Question

A solid sphere of radius ${{R}_{1}}$ and volume charge density $\rho =\dfrac{{{\rho }_{\circ }}}{r}$ is enclosed by a hollow sphere of radius ${{R}_{2}}$ with negative surface charge density $\sigma$ such that the total charge in the system is zero, ${{\rho }_{\circ }}$ is a positive constant and r is the distance from the center of the sphere. The ratio $\dfrac{{{R}_{1}}}{{{R}_{2}}}$ is
a) $\dfrac{\sigma }{{{\rho }_{\circ }}}$
b)$\sqrt{\dfrac{2\sigma }{{{\rho }_{\circ }}}}$
c)$\sqrt{\dfrac{{{\rho }_{\circ }}}{2\sigma }}$
d)$\dfrac{{{\rho }_{\circ }}}{\sigma }$

Answer 1

The net charge in the above system is the sum of the total charge in the solid sphere and the total charge on the surface of the solid sphere. The charge distribution of the solid sphere varies with r and hence the total charge has to be integrated. Once the equation for the total charge in the system is obtained equating this to zero will give the ratio of the radius of the two spheres.

Formula used:
$\sigma =\dfrac{{{q}_{2}}}{4\pi R_{2}^{2}}$
${{q}_{1}}=\int\limits_{0}^{{{R}_{1}}}{\rho dV}$

Complete step-by-step answer:
In the question it is given that the solid hollow sphere of radius ${{R}_{1}}$ has a volume charge distribution of $\rho =\dfrac{{{\rho }_{\circ }}}{r}$ . The charge distribution varies with the distance from the center of the sphere. The volume charge density is defined as the ratio of charge enclosed to that of the volume of the of the particular object.
Hence integrating the total charge ${{q}_{1}}$ of the solid sphere using volume integral from r=0 to r=${{R}_{1}}$ we get,
$\begin{aligned} & {{q}_{1}}=\int\limits_{0}^{{{R}_{1}}}{\rho dV} \\\ & \because dV=4\pi {{r}^{2}}dr \\\ & \Rightarrow {{q}_{1}}=\int\limits_{0}^{{{R}_{1}}}{\dfrac{{{\rho }_{\circ }}}{r}}(4\pi {{r}^{2}}dr)=4\pi {{\rho }_{\circ }}\int\limits_{0}^{{{R}_{1}}}{rdr} \\\ & \Rightarrow {{q}_{1}}=4\pi {{\rho }_{\circ }}\left[ \dfrac{{{r}^{2}}}{2} \right]_{0}^{{{R}_{1}}}=4\pi {{\rho }_{\circ }}\left[ \dfrac{{{R}_{1}}^{2}}{2}-\dfrac{{{(0)}^{2}}}{2} \right] \\\ & \therefore {{q}_{1}}=2\pi {{\rho }_{\circ }}{{R}_{1}}^{2} \\\ \end{aligned}$
The surface charge density is defined as the ratio of the charge on the surface to that the surface area of the object.
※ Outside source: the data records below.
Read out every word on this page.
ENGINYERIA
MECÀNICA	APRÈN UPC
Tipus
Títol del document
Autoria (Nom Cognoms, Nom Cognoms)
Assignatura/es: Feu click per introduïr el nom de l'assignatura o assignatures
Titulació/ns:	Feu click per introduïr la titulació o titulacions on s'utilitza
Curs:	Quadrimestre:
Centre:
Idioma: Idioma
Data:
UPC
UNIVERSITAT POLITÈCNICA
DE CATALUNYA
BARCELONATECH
Let us say the sphere of radius ${{R}_{2}}$ has a surface charge density of $\sigma$ . Then the total charge ${{q}_{2}}$ on the surface of the sphere is equal to,
$\begin{aligned} & \sigma =\dfrac{{{q}_{2}}}{4\pi R_{2}^{2}} \\\ & \therefore {{q}_{2}}=\sigma 4\pi R_{2}^{2} \\\ \end{aligned}$
It is given that the net charge in the system is zero implying ${{q}_{1}}={{q}_{2}}$ . Hence by equating the charges on the surface and the charge in the solid sphere we get,
$\begin{aligned} & {{q}_{1}}={{q}_{2}} \\\ & \sigma 4\pi R_{2}^{2}=2\pi {{\rho }_{\circ }}{{R}_{1}}^{2} \\\ & \Rightarrow \sigma 2R_{2}^{2}={{\rho }_{\circ }}{{R}_{1}}^{2} \\\ & \Rightarrow \dfrac{R_{2}^{2}}{{{R}_{1}}^{2}}=\dfrac{{{\rho }_{\circ }}}{2\sigma } \\\ & \therefore \dfrac{{{R}_{2}}}{{{R}_{1}}}=\sqrt{\dfrac{{{\rho }_{\circ }}}{2\sigma }} \\\ \end{aligned}$
Hence the correct answer of the above question is option c.

So, the correct answer is “Option C”.

Note: It is to be noted that the charge in the system is zero i.e. the difference in the charges on the either bodies is zero and hence they are equal. For a variable charge distribution, the total charge is always to be integrated. For volume distribution volume integral and for surface distribution surface integral is needed to be used.